María Neira, direttrice del Dipartimento Ambiente dell’OMS, ritiene in parte che questi combustibili siano responsabili dei milioni di decessi che si verificano ogni anno nel mondo a causa dell’inquinamento atmosferico. “La crisi climatica è una crisi sanitaria”, ha spiegato durante un evento della coalizione di paesi e istituzioni che stanno promuovendo la firma di un trattato di non proliferazione dei combustibili fossili che fissa una data per l’estrazione di petrolio, gas e carbone.
Tzeporah Berman, presidente di questa iniziativa, ha ricordato che, dalla firma dell’Accordo di Parigi nel 2015, le emissioni di anidride carbonica provenienti dal settore fossile sono aumentate dell’8%. E che i piani del settore per l’estrazione di carburante in questo decennio allontanano il mondo dal rispetto dell’Accordo di Parigi, che cerca di mantenere il riscaldamento al di sotto tra 1,5 e 2 gradi Celsius rispetto ai livelli preindustriali. Berman ha sostenuto l’abbandono dei combustibili con strumenti come il trattato di non proliferazione, che propone come “complementare” all’accordo di Parigi.
Le sue parole contrastano con quelle pronunciate da Ilham Aliyev, presidente dell’Azerbaigian, all’inizio della COP29. Il vostro Paese presiede la COP29 e ha una responsabilità chiave nei negoziati, ai quali partecipano circa duecento nazioni.
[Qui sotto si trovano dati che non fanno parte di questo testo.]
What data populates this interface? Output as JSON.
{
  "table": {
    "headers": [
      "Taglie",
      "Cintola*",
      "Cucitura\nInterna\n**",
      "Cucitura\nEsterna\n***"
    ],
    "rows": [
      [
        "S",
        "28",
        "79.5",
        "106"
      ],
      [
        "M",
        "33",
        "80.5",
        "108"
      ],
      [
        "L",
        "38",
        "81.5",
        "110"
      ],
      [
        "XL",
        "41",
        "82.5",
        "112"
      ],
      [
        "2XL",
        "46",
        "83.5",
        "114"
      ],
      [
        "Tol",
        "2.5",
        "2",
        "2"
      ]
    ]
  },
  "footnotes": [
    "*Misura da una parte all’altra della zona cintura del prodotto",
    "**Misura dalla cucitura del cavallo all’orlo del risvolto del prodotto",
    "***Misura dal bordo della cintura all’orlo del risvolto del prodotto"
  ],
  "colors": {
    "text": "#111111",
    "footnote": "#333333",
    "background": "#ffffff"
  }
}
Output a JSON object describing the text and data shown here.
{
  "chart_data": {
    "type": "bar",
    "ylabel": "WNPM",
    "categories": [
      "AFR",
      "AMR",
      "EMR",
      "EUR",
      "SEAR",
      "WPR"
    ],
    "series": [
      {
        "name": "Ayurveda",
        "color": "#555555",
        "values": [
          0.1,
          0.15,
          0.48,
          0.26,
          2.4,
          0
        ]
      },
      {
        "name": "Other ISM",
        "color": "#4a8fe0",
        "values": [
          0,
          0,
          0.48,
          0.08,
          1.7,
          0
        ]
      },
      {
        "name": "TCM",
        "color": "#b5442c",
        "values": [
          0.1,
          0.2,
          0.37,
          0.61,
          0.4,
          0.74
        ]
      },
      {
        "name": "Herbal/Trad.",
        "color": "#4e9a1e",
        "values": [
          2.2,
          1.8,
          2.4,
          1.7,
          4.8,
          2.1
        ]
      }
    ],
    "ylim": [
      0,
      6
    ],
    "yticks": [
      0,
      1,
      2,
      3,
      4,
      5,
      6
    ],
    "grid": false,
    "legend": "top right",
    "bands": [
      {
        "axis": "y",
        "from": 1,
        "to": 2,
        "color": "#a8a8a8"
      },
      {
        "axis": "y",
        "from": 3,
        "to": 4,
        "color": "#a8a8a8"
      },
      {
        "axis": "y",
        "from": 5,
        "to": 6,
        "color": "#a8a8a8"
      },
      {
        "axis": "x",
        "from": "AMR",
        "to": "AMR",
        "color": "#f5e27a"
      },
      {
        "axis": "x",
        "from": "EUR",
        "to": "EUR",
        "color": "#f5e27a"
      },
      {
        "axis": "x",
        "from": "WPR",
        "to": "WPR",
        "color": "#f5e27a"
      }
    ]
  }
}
Aliyev ha lanciato un appello in difesa dei combustibili, il principale motore economico del suo Paese, che ha equiparato alle fonti di energia pulita e ha descritto come un “dono di Dio”.
A seguito di queste parole, venerdì scorso un gruppo di esperti climatici, ex politici ed ex leader delle Nazioni Unite ha pubblicato una lettera aperta chiedendo una “revisione fondamentale” del sistema COP. Sostengono l’attuazione del principio secondo cui “i paesi ospitanti devono dimostrare il loro elevato livello di ambizione per raggiungere gli obiettivi dell’accordo di Parigi”. Per raggiungere questo obiettivo, dovrebbero essere stabiliti “rigorosi criteri di ammissibilità” per “escludere i paesi che non sostengono la transizione verso la graduale eliminazione delle energie fossili”. Tra i firmatari ci sono Ban Ki-moon, ex segretario generale delle Nazioni Unite, Mary Robinson, ex presidente dell’Irlanda, e Christiana Figueres, che era segretario esecutivo del cambiamento climatico presso le Nazioni Unite quando è stato firmato l’accordo di Parigi nel 2015.